C'est tellement fascinant qu'il y a 40 ans, on s'inquiétait de la surpopulation et maintenant c'est le contraire.
Historiquement, avons-nous traversé d'autres périodes aux États-Unis qui ont vu des baisses marquées du taux de natalité?
Oui. Le taux de natalité suit souvent de près l'économie et les opportunités pour les femmes. Un exemple est la baisse du taux de natalité pendant la Grande Dépression. Par contre, nous pouvons penser au baby-boom qui s'est produit après la Seconde Guerre mondiale—l'économie se portait bien et les possibilités pour les femmes sur le marché du travail étaient limitées.
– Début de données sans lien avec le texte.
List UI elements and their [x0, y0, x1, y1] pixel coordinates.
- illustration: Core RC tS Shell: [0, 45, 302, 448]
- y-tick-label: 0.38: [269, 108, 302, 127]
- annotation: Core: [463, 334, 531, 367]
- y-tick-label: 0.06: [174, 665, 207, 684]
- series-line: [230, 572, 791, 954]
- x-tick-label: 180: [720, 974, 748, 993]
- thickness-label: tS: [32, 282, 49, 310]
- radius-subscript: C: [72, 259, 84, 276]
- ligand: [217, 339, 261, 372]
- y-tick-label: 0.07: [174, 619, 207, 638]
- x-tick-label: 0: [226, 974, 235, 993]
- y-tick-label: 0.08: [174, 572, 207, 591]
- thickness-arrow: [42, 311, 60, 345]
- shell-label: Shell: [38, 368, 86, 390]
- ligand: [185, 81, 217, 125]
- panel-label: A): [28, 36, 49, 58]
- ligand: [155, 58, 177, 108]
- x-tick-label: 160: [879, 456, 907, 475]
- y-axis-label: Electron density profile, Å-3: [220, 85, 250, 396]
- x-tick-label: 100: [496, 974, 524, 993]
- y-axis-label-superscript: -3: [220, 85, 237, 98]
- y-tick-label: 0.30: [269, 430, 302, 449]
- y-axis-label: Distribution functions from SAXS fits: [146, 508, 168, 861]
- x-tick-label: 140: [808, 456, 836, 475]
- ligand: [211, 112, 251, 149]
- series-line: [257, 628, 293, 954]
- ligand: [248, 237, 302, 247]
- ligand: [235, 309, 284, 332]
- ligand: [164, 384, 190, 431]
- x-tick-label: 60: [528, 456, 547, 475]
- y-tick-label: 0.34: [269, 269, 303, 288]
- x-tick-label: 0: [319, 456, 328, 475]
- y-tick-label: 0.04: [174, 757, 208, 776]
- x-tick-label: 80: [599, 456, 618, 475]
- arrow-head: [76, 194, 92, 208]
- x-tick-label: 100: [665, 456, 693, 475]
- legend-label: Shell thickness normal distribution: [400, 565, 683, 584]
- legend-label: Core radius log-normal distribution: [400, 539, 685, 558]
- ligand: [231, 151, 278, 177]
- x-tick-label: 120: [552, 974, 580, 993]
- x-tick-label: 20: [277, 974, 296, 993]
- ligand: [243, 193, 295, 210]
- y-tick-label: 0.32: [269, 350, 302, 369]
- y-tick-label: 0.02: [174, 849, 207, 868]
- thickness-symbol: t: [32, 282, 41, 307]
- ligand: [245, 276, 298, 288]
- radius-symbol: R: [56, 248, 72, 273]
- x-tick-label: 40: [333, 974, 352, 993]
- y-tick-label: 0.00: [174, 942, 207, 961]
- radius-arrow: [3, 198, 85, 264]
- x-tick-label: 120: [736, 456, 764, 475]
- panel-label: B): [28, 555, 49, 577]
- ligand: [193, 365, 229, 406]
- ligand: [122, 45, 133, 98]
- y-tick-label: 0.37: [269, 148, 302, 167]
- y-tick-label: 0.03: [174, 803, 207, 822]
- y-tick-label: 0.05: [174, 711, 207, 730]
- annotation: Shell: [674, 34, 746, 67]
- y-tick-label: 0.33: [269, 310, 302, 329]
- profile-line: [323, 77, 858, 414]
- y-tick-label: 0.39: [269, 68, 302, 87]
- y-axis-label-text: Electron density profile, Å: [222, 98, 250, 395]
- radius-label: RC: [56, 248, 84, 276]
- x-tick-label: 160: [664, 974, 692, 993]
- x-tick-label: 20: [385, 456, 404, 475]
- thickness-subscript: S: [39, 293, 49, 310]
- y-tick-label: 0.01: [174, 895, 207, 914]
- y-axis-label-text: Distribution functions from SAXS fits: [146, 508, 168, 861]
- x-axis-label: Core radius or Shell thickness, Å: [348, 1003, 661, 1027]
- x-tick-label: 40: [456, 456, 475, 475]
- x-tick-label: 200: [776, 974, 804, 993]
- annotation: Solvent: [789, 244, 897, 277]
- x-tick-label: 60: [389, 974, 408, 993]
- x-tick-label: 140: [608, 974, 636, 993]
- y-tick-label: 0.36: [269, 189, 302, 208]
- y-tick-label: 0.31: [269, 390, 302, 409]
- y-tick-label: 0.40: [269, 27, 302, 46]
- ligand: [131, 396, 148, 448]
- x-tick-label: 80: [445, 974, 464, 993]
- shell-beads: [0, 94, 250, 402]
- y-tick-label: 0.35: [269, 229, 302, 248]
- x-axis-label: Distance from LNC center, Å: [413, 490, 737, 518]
Les familles pendant la Grande Dépression des années 1930 avaient moins d'enfants que les familles des années 1950 et 1960. Donc, ce n'est pas que le taux de natalité a continuellement augmenté ou diminué au fil du temps, il y a eu des fluctuations.
Mais il est intéressant de noter que cette tendance actuelle à la baisse des naissances se poursuit depuis si longtemps.